Terrified and Free



"And I'm in love
And I'm terrified
For the first time and the last time
In my only life
And this could be good
It's already better than that
And nothing's worse
Than knowing you're holding back"
 - Terrified, by Katharine McPhee
 

"If you had to, which would you chose: to be blind or to be deaf?"
I've discussed this question with friends and siblings before. My answer is always the same: "Blind. Because I can't imagine living without music."

It would be painful, of course, to never again see the beauty in the world, yet I also wonder what it'd be like to not see the standards for beauty which are presented in magazines, movies, and runways. Sometimes I know that I put too much stock into appearances. Truth be told, I never really think I'm thin enough or pretty enough. Like I'm reaching for something which is always just beyond my fingers. I know it's crazy. There is no magic "enough", no formula which aligns with some perfect standard. Ads for various products - makeup, fitness, clothing, brands, physical adjustments through surgery - breed discontentment. It can be a daily fight.

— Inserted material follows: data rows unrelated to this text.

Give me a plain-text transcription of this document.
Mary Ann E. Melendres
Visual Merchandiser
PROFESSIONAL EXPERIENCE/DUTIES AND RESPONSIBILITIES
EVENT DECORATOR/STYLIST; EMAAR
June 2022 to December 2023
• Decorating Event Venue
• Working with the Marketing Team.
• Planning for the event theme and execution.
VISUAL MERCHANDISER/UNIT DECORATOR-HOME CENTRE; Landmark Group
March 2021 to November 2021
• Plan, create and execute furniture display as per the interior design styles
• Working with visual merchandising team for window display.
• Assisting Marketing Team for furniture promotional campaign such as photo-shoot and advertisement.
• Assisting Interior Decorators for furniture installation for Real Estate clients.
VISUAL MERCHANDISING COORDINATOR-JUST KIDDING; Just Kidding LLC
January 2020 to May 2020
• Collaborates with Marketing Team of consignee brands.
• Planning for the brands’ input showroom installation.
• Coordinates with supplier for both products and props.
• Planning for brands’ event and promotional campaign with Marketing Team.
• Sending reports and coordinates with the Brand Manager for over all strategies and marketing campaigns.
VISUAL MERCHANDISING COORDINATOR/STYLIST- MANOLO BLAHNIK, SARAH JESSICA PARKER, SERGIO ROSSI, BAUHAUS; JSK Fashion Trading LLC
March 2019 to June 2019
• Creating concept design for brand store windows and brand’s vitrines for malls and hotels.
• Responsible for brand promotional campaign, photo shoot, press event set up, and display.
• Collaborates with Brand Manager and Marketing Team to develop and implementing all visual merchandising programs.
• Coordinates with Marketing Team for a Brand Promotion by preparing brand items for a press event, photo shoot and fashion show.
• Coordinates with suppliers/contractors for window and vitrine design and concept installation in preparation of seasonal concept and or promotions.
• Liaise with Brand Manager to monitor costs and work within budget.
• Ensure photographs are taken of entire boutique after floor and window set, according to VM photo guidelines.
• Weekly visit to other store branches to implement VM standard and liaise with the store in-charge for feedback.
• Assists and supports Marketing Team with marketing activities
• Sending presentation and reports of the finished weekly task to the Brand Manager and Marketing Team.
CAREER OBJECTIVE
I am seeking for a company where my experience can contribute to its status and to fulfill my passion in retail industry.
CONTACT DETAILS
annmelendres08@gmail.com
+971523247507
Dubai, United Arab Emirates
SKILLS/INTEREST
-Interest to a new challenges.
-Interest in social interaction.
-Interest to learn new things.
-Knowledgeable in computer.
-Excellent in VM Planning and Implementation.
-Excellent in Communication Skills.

Recently I cut my hair, drastically. I wanted a change and thought about dying it, when I decided instead to donate it and get a pixie cut. If I cut off at least 10 inches it would be eligible for Locks Of Love. Within a week I had decided, found photos of styles I liked, and went to a salon to have it cut. In that time I felt excited and extremely nervous. More than once I thought, "I love my hair, I'll just leave it, I don't need to do anything to it." Yet in the end I went through with it for several reasons. One, because donating it would be a lovely thing, and every time I thought of my Grandmother and friend Amy dying of cancer, my resolve solidified. Two, because this year has seen some difficult times, some hard changes, and I needed to create a change within my control. Three, because it fell within my desire to do things which scare me.

The day after I cut my hair, I sobbed and sobbed. I wanted nothing more than for it to grow back as quickly as possible. I looked in the mirror and saw my brothers instead of myself. I had already been feeling somewhat fragile for various reasons, and the loss of my long hair left me feeling vulnerable. I looked at the 12-inch braid which had been lopped off, weighty in my hands, and felt disconnected. Friends who complimented the new look helped, though I still felt strange.

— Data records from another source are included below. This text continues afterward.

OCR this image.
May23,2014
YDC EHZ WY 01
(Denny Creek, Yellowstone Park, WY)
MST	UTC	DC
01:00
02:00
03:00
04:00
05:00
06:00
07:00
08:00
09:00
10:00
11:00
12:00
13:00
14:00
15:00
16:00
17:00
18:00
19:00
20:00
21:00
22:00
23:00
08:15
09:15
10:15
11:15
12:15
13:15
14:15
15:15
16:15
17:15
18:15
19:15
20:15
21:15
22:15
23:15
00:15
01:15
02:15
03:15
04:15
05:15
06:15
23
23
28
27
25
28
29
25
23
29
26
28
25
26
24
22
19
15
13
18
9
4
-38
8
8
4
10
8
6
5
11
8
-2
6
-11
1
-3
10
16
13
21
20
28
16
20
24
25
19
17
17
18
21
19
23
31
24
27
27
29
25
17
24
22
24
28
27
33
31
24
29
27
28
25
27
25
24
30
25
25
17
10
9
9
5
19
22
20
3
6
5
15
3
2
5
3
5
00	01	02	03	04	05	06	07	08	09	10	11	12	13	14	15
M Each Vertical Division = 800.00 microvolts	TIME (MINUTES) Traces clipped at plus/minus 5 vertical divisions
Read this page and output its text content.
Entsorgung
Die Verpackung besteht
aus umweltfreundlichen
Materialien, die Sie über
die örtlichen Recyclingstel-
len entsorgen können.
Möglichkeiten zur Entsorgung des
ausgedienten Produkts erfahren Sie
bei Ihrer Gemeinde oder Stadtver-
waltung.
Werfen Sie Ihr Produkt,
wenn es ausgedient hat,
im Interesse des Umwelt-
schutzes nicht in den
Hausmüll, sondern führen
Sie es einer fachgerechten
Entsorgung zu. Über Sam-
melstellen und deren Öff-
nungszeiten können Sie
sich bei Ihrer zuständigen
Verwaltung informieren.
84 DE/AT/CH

It wasn't until a week later that I started to really be okay with it and like it. I had read interviews with a couple of movie stars who had gotten pixie cuts say how freeing it was to have short hair, so I hoped for that feeling to come to me. That morning I left the house wearing a dress and wedges. I did my makeup a little bolder than usual, trying to highlight my feminine features. As I walked down the street, the wind caught at my dress and ruffled my hair and I felt pretty. I felt confident: a girl who can cut off her hair and can still reach towards elegance. Confidence can be highly attractive, I've always thought. Not arrogance, but simply the air that the way in which you present yourself to the world is worthwhile.

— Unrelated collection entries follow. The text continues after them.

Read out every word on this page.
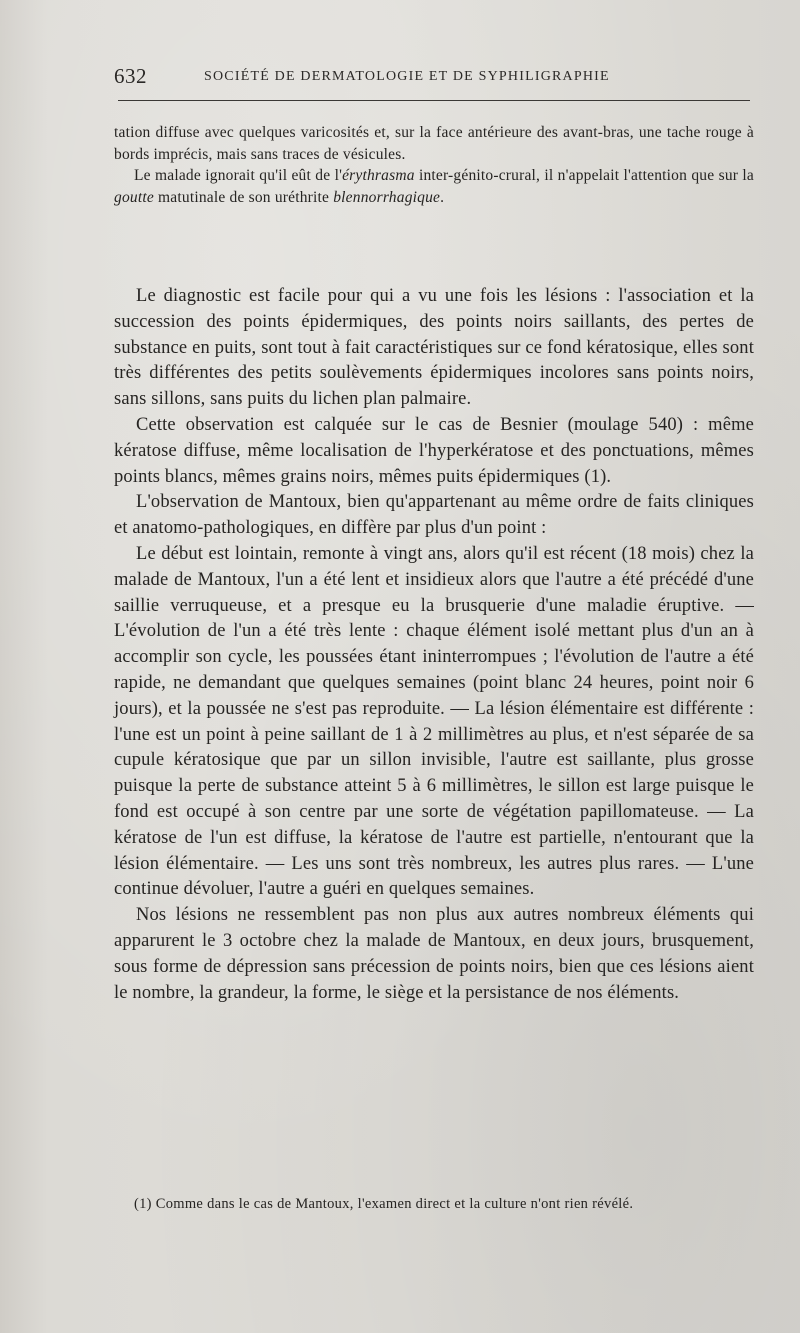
632	SOCIÉTÉ DE DERMATOLOGIE ET DE SYPHILIGRAPHIE

tation diffuse avec quelques varicosités et, sur la face antérieure des avant-bras, une tache rouge à bords imprécis, mais sans traces de vésicules.

Le malade ignorait qu'il eût de l'érythrasma inter-génito-crural, il n'appelait l'attention que sur la goutte matutinale de son uréthrite blennorrhagique.

Le diagnostic est facile pour qui a vu une fois les lésions : l'association et la succession des points épidermiques, des points noirs saillants, des pertes de substance en puits, sont tout à fait caractéristiques sur ce fond kératosique, elles sont très différentes des petits soulèvements épidermiques incolores sans points noirs, sans sillons, sans puits du lichen plan palmaire.

Cette observation est calquée sur le cas de Besnier (moulage 540) : même kératose diffuse, même localisation de l'hyperkératose et des ponctuations, mêmes points blancs, mêmes grains noirs, mêmes puits épidermiques (1).

L'observation de Mantoux, bien qu'appartenant au même ordre de faits cliniques et anatomo-pathologiques, en diffère par plus d'un point :

Le début est lointain, remonte à vingt ans, alors qu'il est récent (18 mois) chez la malade de Mantoux, l'un a été lent et insidieux alors que l'autre a été précédé d'une saillie verruqueuse, et a presque eu la brusquerie d'une maladie éruptive. — L'évolution de l'un a été très lente : chaque élément isolé mettant plus d'un an à accomplir son cycle, les poussées étant ininterrompues ; l'évolution de l'autre a été rapide, ne demandant que quelques semaines (point blanc 24 heures, point noir 6 jours), et la poussée ne s'est pas reproduite. — La lésion élémentaire est différente : l'une est un point à peine saillant de 1 à 2 millimètres au plus, et n'est séparée de sa cupule kératosique que par un sillon invisible, l'autre est saillante, plus grosse puisque la perte de substance atteint 5 à 6 millimètres, le sillon est large puisque le fond est occupé à son centre par une sorte de végétation papillomateuse. — La kératose de l'un est diffuse, la kératose de l'autre est partielle, n'entourant que la lésion élémentaire. — Les uns sont très nombreux, les autres plus rares. — L'une continue dévoluer, l'autre a guéri en quelques semaines.

Nos lésions ne ressemblent pas non plus aux autres nombreux éléments qui apparurent le 3 octobre chez la malade de Mantoux, en deux jours, brusquement, sous forme de dépression sans précession de points noirs, bien que ces lésions aient le nombre, la grandeur, la forme, le siège et la persistance de nos éléments.

(1) Comme dans le cas de Mantoux, l'examen direct et la culture n'ont rien révélé.
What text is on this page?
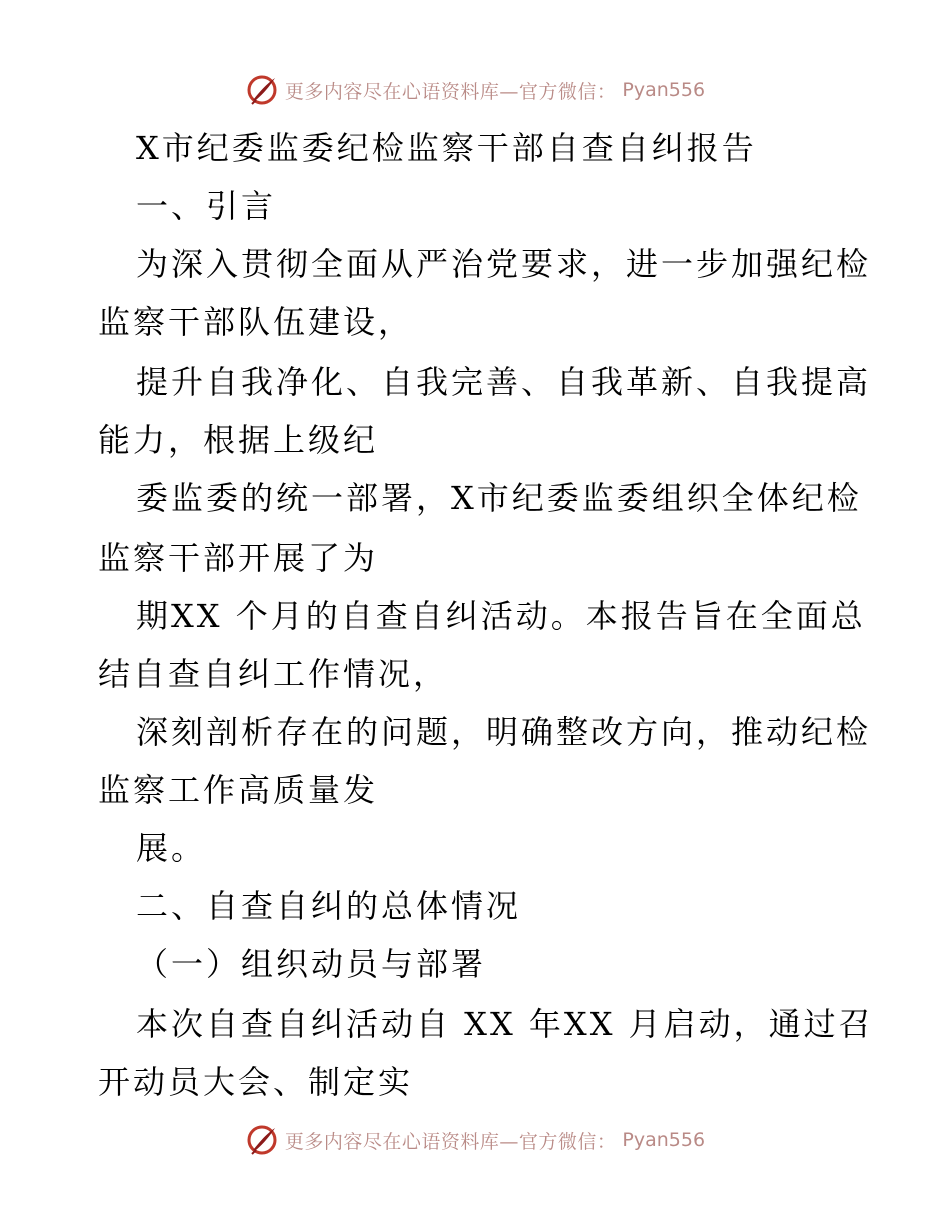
更多内容尽在心语资料库—官方微信： Pyan556
X市纪委监委纪检监察干部自查自纠报告
一、引言
为深入贯彻全面从严治党要求，进一步加强纪检
监察干部队伍建设，
提升自我净化、自我完善、自我革新、自我提高
能力，根据上级纪
委监委的统一部署，X市纪委监委组织全体纪检
监察干部开展了为
期XX 个月的自查自纠活动。本报告旨在全面总
结自查自纠工作情况，
深刻剖析存在的问题，明确整改方向，推动纪检
监察工作高质量发
展。
二、自查自纠的总体情况
（一）组织动员与部署
本次自查自纠活动自 XX 年XX 月启动，通过召
开动员大会、制定实
更多内容尽在心语资料库—官方微信： Pyan556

(Of course, maybe this backfired on me, because when I got in a taxi later that morning the driver was especially chatty, asking many questions about where I'm from and the work I do. When he asked if I was single I replied that I had a boyfriend. Not the first time I've invented a significant other to shut down a stranger.)

My hair will grow back. Yet finally, I think I like it how it is right now. I always want to be open to doing things which scare me. Sky diving, learning a new language, moving to another country, getting a tattoo, submitting short stories and enduring the possible rejections, being vulnerable and authentic with people, and getting a completely different haircut. (And besides, aren't these things small and laughably manageable compared to having cancer? Oh my heart.) Someday, I hope that list will include committing to the love of my life, becoming a mom, buying a house, and all those wonderfully normal events which can change one's life permanently, terrifyingly, and beautifully. May we be terrified at times in order to live more fully. May we choose what I cannot see. May we try and hope to be ... enough. May we believe it.